Brighter Brains

Education, Humanism, Sustainability, Women's Equality

Home > Articles > Rule-dependence model explains the commonalities between the Flynn effect and IQ gains via retesting

Rule-dependence model explains the commonalities between the Flynn effect and IQ gains via retesting

Posted: Tue, November 19, 2013 | By:

by Elijah L. Armstrong and Michael A. Woodley


We present a new model of the Flynn effect. It is proposed that Flynn effect gains are partly a function of the degree to which a test is dependent on rules or heuristics. This means that testees can become better at solving ‘rule-dependent’ problems over time in response to changing environments, which lead to the improvement of lower-order cognitive processes (such as implicit learning and aspects of working memory). These in turn lead to apparent IQ gains that are partially independent of general intelligence.
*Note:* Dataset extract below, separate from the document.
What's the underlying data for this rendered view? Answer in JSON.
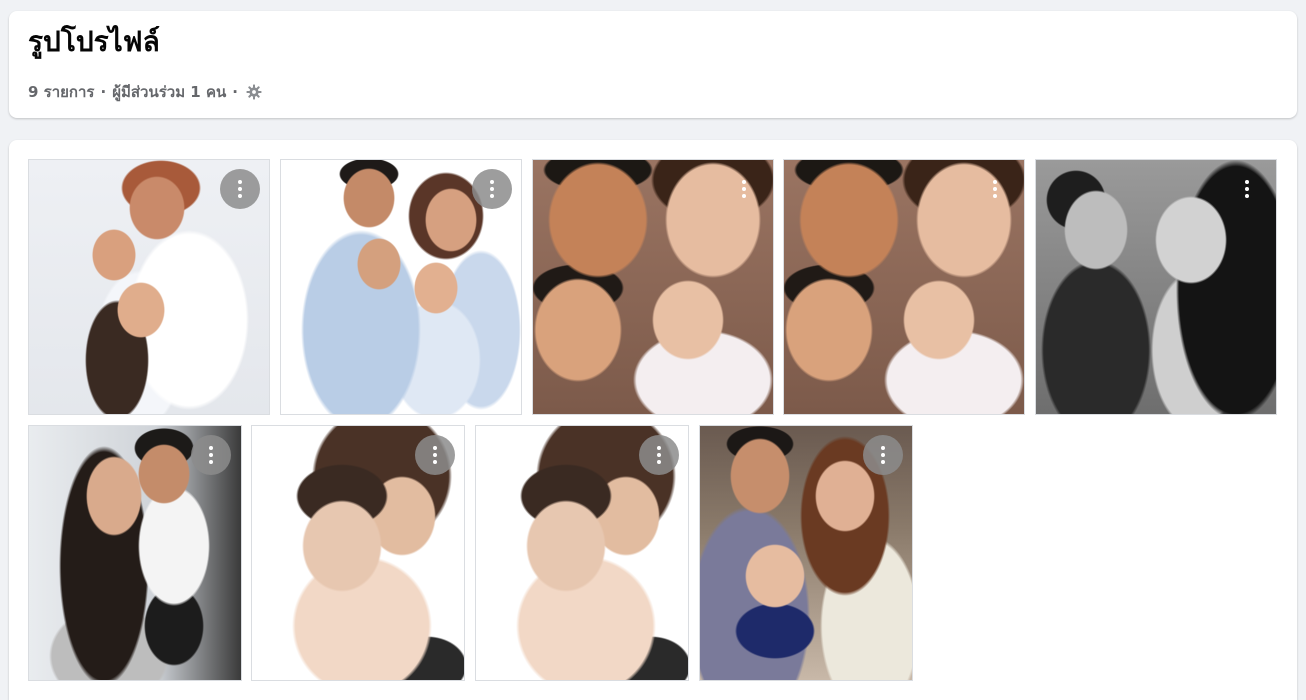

We argue that the Flynn effect is directly analogous to IQ gains via retesting, noting that Raven’s Progressive Matrices is particularly sensitive to both the effects of retesting and the Flynn effect. After an extensive review of the relevant supporting literature, we test our thesis by developing a rule-dependence typology and then correlate the vector of a test’s position in the typology with the vector of the Flynn effect that it yields. We find a significant vector correlation of r ~ .60 (N = 14). Finally, we make a number of novel and testable predictions based on our model.

1. Introduction

The Flynn effect describes the tendency for IQ scores to rise across the board at a rate of approximately .30 points per year, or three points per decade (Flynn, 2009). Amongst developed countries the effect had its origins in the early decades of the 20th century (Lynn, 2013), but seems to have been most pronounced in the period immediately following the conclusion of World War II, where especially pronounced gains in Europe and Japan were recorded (Flynn, 2009). Large gains have also been detected in South Korea following the cessation of hostilities in the post-Korean war period (te Nijenhuis, Cho, Murphy, & Lee, 2012). The Flynn effect has recently been detected in a number of developing countries, including Dominica (Meisenberg, Lawless, Lambert, & Newton, 2005), Saudi Arabia (Batterjee, Khaleefa, Ali, & Lynn, 2013), South Africa (te Nijenhuis, Murphy, & van Eeden, 2012), Turkey (Kagitcibasi & Biricik, 2011; Rindermann, Schott, & Baumeister, 2013), Brazil (Colom, Flores-Mendoza, & Abad, 2007), Kenya (Daley, Whaley, Sigman, Espinosa, & Neuman, 2003) and Sudan (Khaleefa, Sulman, & Lynn, 2009).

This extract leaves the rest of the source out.